Nuove finiture ceramiche di design: materia, colore e luce secondo Lorenzon.
La superficie come progetto
Nel design, la superficie non è mai soltanto una finitura. È ciò che determina il rapporto tra materia e luce, definisce la percezione del volume e restituisce identità all’oggetto.
Muove da questa riflessione la nuova ricerca di Lorenzon, che amplia il proprio linguaggio progettuale attraverso nuove lavorazioni artigianali e una ricerca cromatica dedicata. Un percorso che porta la superficie oltre la sua funzione estetica, trasformandola in uno strumento capace di modificare il comportamento della luce e la percezione della materia.
Due nuove interpretazioni della superficie
Questa evoluzione prende forma attraverso due nuove lavorazioni, accomunate dalla stessa attenzione al rapporto tra materia, colore e luce, ma capaci di offrire risultati espressivi profondamente diversi.
La prima interpreta la superficie attraverso il contrasto. Realizzata interamente a mano, la finitura spazzolata lascia affiorare il dialogo tra il colore del fondo e lo scuro della superficie costruendo trame lineari, incrociate o nuvolate il cui orientamento e la cui intensità possono essere calibrati in funzione del risultato desiderato. La luce attraversa queste geometrie, accentuandone la profondità visiva, mentre la materia mantiene una continuità tattile perfettamente liscia, opaca e morbida.
La seconda ricerca invece l’assoluta uniformità. Con la nuova finitura a tinta piatta, il colore si presenta pieno, compatto e saturo, restituendo una superficie vellutata e setosa. Qui non è il contrasto a definire la percezione, ma la capacità della luce di modulare la densità cromatica, facendo emergere sfumature che mutano con il punto di osservazione.
La materia del colore
A completare questo nuovo linguaggio progettuale è una palette cromatica sviluppata per dialogare con la materia e con la luce. Più che una semplice selezione di colori, rappresenta uno strumento progettuale pensato per ampliare le possibilità espressive della superficie.
La palette si articola in tre famiglie cromatiche.
Ombra raccoglie tonalità profonde ispirate alle vibrazioni del nichel e dello stagno, fino al calore brunito del rame scuro. Una gamma concepita per enfatizzare riflessi, profondità e presenza materica.
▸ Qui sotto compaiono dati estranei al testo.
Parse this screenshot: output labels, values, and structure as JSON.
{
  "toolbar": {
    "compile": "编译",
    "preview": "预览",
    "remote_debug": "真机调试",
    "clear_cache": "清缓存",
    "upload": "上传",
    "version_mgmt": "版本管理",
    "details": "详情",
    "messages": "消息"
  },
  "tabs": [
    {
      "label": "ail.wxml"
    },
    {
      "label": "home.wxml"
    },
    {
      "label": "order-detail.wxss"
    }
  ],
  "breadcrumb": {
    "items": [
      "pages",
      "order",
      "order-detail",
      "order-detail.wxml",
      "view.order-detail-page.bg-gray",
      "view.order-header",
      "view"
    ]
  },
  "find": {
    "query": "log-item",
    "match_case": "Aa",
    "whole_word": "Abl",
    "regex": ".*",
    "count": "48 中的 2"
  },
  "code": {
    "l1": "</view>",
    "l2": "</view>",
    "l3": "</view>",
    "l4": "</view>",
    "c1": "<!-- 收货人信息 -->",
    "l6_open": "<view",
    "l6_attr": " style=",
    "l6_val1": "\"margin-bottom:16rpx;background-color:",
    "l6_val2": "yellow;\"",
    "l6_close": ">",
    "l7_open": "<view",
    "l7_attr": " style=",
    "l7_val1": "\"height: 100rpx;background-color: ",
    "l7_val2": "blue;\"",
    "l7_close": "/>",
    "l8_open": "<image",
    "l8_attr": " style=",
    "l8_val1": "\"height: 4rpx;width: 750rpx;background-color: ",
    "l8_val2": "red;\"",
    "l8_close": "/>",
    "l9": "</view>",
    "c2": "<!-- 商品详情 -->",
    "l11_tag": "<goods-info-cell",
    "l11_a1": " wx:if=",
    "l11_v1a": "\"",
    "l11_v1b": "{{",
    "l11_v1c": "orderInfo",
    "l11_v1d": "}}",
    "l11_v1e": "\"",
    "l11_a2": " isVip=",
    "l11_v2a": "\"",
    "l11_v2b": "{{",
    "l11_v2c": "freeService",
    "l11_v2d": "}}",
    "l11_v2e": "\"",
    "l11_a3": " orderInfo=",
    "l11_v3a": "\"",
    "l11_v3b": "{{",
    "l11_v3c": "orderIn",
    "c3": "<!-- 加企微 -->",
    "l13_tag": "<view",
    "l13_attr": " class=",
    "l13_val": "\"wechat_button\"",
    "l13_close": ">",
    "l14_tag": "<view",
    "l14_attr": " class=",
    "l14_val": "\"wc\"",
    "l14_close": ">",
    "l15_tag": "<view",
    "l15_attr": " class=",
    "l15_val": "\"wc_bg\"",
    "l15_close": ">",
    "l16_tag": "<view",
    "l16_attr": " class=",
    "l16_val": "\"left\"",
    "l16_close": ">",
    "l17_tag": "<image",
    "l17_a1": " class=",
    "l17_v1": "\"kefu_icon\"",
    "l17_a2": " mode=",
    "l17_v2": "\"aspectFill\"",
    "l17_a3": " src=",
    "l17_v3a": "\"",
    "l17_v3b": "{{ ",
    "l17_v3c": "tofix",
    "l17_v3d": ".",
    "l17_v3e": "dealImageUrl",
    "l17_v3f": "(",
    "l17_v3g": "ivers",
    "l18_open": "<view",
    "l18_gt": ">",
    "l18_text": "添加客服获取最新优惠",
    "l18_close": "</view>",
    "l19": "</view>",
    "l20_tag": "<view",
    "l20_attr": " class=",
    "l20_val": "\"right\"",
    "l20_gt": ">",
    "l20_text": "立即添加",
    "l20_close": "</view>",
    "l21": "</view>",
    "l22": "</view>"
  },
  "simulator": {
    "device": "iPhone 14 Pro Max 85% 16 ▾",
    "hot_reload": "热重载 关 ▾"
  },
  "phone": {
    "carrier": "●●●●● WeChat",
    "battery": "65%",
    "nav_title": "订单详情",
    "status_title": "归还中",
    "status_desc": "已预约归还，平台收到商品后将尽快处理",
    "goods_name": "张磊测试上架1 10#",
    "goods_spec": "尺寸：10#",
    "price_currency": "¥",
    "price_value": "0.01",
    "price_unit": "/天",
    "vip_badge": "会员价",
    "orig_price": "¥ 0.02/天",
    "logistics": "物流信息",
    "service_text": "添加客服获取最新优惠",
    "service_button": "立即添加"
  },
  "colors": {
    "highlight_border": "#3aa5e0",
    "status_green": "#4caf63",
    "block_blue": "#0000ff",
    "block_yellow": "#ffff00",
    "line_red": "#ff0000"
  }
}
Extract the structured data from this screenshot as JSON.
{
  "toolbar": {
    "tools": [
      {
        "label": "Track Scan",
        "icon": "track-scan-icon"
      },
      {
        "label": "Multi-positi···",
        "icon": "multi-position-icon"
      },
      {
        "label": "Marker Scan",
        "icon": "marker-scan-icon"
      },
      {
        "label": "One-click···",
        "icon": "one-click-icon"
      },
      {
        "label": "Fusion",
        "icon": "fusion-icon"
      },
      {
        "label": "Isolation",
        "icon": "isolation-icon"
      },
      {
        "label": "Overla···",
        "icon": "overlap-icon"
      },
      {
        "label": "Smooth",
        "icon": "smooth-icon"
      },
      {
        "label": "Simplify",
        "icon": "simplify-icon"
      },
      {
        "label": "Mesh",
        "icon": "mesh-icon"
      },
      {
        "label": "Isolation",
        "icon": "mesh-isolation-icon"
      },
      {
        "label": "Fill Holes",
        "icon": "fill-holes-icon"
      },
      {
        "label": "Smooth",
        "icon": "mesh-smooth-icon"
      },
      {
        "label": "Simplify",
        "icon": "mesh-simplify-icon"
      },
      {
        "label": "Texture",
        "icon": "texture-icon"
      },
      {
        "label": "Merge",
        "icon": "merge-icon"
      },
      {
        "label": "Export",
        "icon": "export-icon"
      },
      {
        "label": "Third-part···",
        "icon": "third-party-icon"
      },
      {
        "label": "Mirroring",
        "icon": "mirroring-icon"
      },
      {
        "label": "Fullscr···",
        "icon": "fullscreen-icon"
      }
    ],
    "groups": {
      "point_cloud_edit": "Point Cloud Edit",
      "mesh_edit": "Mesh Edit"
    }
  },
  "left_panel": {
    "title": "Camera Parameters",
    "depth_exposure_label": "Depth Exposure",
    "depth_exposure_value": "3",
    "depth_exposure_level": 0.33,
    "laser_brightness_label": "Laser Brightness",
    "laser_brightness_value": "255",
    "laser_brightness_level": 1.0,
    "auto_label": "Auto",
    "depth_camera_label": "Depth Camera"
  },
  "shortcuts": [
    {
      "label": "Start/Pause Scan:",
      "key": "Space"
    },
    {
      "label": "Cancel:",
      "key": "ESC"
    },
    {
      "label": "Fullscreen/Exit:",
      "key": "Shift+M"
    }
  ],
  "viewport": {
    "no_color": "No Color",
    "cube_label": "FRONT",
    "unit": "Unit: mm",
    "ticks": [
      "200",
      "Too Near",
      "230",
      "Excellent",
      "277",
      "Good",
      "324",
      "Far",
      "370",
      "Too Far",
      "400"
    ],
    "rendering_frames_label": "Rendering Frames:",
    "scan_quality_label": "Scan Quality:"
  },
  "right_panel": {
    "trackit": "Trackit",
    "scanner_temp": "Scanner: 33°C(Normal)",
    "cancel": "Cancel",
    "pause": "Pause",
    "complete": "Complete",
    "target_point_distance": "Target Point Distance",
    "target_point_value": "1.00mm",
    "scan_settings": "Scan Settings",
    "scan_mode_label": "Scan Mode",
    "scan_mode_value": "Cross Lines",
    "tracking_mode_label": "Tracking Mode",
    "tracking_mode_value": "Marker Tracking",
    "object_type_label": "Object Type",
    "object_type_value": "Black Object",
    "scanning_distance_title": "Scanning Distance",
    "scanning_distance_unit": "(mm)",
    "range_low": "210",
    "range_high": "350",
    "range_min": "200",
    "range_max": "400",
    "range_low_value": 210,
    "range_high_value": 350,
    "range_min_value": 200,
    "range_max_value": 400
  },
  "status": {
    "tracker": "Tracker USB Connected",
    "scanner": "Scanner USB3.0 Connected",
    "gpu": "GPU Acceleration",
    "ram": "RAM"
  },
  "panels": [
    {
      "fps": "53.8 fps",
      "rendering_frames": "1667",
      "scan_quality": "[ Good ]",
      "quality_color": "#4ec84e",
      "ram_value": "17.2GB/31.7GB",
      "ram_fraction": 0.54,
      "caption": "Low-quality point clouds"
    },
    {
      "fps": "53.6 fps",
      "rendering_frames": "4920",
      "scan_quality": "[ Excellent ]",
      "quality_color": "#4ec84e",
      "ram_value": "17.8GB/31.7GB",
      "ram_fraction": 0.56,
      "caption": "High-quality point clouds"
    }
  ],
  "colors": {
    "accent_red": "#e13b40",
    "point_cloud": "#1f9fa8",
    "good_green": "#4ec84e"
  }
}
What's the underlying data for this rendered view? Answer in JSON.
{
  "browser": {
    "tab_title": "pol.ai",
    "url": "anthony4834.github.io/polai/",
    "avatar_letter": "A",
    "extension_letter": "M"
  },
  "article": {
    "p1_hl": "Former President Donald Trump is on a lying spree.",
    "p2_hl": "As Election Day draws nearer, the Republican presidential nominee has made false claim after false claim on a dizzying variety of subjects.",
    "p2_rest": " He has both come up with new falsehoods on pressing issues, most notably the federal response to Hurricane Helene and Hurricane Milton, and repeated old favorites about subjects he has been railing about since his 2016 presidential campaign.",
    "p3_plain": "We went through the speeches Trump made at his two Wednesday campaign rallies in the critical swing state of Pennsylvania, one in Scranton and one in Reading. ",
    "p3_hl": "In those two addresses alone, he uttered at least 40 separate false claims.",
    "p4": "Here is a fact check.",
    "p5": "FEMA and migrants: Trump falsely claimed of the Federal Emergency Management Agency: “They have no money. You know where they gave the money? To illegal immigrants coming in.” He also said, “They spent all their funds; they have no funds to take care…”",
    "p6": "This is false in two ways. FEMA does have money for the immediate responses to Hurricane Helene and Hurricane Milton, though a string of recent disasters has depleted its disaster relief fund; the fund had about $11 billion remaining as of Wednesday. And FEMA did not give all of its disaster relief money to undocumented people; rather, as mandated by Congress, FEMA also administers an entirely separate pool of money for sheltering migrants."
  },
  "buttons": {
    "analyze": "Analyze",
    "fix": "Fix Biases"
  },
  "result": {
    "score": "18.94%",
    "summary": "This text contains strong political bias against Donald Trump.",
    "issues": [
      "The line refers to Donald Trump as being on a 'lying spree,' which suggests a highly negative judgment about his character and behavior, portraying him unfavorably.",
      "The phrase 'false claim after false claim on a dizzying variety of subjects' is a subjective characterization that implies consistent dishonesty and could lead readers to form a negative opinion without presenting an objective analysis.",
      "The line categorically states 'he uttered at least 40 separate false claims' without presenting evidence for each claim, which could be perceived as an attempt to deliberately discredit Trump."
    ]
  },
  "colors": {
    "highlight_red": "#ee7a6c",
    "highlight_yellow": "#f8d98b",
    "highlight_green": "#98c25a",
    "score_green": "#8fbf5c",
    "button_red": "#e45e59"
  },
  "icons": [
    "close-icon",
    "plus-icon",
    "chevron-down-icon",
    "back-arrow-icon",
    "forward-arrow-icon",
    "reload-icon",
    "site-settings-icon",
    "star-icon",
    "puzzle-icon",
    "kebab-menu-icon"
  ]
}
Terrose esplora invece le cromie dell’argilla, della terra e dei minerali. Marroni intensi e naturali restituiscono superfici dense, calde e autentiche, capaci di valorizzare la componente più materica della ceramica.

Con Pigmento, il colore assume un carattere più intenso e contemporaneo. Verde foresta, borgogna scuro e altre tonalità sature introducono una presenza cromatica decisa ma equilibrata, pensata per conferire personalità agli spazi.

Ogni famiglia cromatica può essere ulteriormente sviluppata su richiesta, calibrando tonalità, saturazione e intensità per dare vita a superfici perfettamente integrate nel progetto.
Come ogni lavorazione eseguita interamente a mano, anche queste finiture conservano le leggere variazioni che ne testimoniano l’unicità. La spazzolatura non si ripete mai nello stesso modo, i contrasti cambiano, la luce restituisce riflessi sempre differenti. È proprio questa irripetibilità a conferire carattere a ogni superficie, trasformando ogni realizzazione in un pezzo unico.